The state after the said tension is given is shown. As a result, based on the occurrence of the warp deformation, the edge portion of the steel belt 4 comes into contact with the transfer roll 1 more strongly than other portions (that is, the occurrence of the excessive contact portion), and It is possible to suppress the phenomenon in which the portion of (1) does not come into contact with the transfer roll 1 (that is, the generation of the non-contact portion), which is caused by the generation of the excessive contact portion or the non-contact portion. The conventional problem, that is, the conventional problem that a part of the transfer roll 1 is damaged or the sol transfer to the steel belt 4 becomes uneven, can be solved. In addition, in order to solve the above problem, it is sufficient to simply dispose the supporting member A above the original pass line, and the cost therefor is that the slitting of the conventional stainless steel thin plate material is performed. The cost is extremely trivial compared to the cost of performing the heat treatment for limiting the stress to the specific location and the cost of performing the heat treatment for removing stress on the steel belt 4 in the tensioned state.

Next, another embodiment will be described. The supporting member A may be composed of a supporting plate 8 as shown in FIG. 4, instead of being composed of the supporting roll 5.

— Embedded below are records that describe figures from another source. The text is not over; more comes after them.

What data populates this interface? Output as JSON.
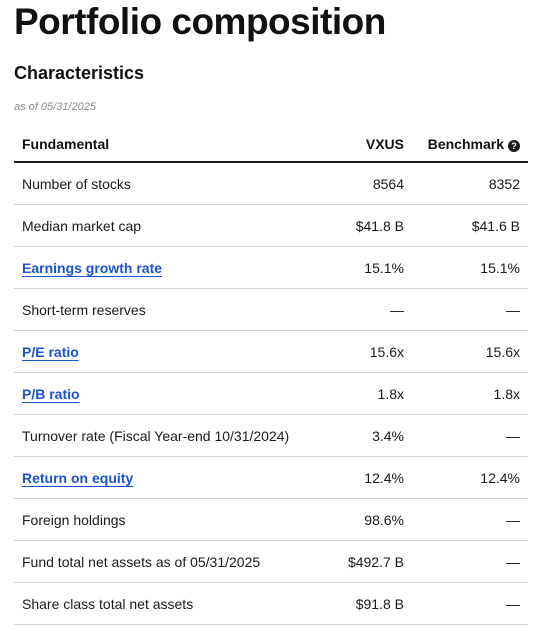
{
  "page": {
    "title": "Portfolio composition",
    "section_title": "Characteristics",
    "as_of": "as of 05/31/2025"
  },
  "table": {
    "headers": {
      "name": "Fundamental",
      "fund": "VXUS",
      "benchmark": "Benchmark",
      "help_icon": "question-circle-icon"
    },
    "rows": [
      {
        "label": "Number of stocks",
        "fund": "8564",
        "benchmark": "8352",
        "link": false
      },
      {
        "label": "Median market cap",
        "fund": "$41.8 B",
        "benchmark": "$41.6 B",
        "link": false
      },
      {
        "label": "Earnings growth rate",
        "fund": "15.1%",
        "benchmark": "15.1%",
        "link": true
      },
      {
        "label": "Short-term reserves",
        "fund": "—",
        "benchmark": "—",
        "link": false
      },
      {
        "label": "P/E ratio",
        "fund": "15.6x",
        "benchmark": "15.6x",
        "link": true
      },
      {
        "label": "P/B ratio",
        "fund": "1.8x",
        "benchmark": "1.8x",
        "link": true
      },
      {
        "label": "Turnover rate (Fiscal Year-end 10/31/2024)",
        "fund": "3.4%",
        "benchmark": "—",
        "link": false
      },
      {
        "label": "Return on equity",
        "fund": "12.4%",
        "benchmark": "12.4%",
        "link": true
      },
      {
        "label": "Foreign holdings",
        "fund": "98.6%",
        "benchmark": "—",
        "link": false
      },
      {
        "label": "Fund total net assets as of 05/31/2025",
        "fund": "$492.7 B",
        "benchmark": "—",
        "link": false
      },
      {
        "label": "Share class total net assets",
        "fund": "$91.8 B",
        "benchmark": "—",
        "link": false
      }
    ]
  },
  "colors": {
    "link": "#1a55c9",
    "text": "#1a1a1a",
    "divider": "#d4d4d4"
  }
}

The present invention can be applied even when an endless belt made of a metal such as aluminum or a plastic such as vinyl chloride or polyethylene is used instead of the steel belt 4.

It should be noted that reference numerals are given in the claims for convenience of comparison with the drawings, but the present invention is not limited to the configurations of the accompanying drawings by the entry.

[Brief description of drawings]

FIG. 1 is a side view showing the overall configuration of the device of the present invention.

FIG. 2 is a perspective view showing the main part thereof.

FIG. 3 is an explanatory view of the operation of the device of the present invention.

FIG. 4 is a perspective view showing another embodiment of the device of the present invention.

FIG. 5 is a side view showing the overall configuration of a conventional device.

FIG. 6 is an explanatory diagram of problems in the conventional device.

[Explanation of symbols]

 1 Transfer Roll 2 Drive Wheel 3 Tension Wheel 4 Belt 6 Heating / Drying Furnace 7 Recovery Section A Supporting Member

Claims (1)

[Claims] 1. A transfer roll (1), which receives a sol in which colloidal particles of a glass forming component are dispersed in a dispersion medium and temporarily holds the sol on the surface thereof, a drive wheel (2) and a tension wheel ( 3) provided on the surface of an endless belt (4) laid over and so as to be capable of abutting so as to transfer the sol, and abutted on the transfer roll (1) by the belt (4). A heating and drying furnace (6) is provided in which a supporting member (A) for receiving and supporting the portion from the back surface thereof is provided, and the sol transferred by the transfer roll (1) is gelated into a glass body by inserting the belt (4). ) Is disposed on the lower side of the transfer roll (1), and a recovery unit (7) for separating and recovering the glass body formed on the belt (4) into flakes is provided in the heating / drying furnace (6). ) Flake glass manufacturing equipment installed on the exit side of The tension is applied to the belt (4) by being received above the original pass line of the belt (4) connecting the upper end of the drive wheel (2) and the upper end of the tension wheel (3). position,
A flake-shaped glass manufacturing apparatus in which the support member (A) is arranged.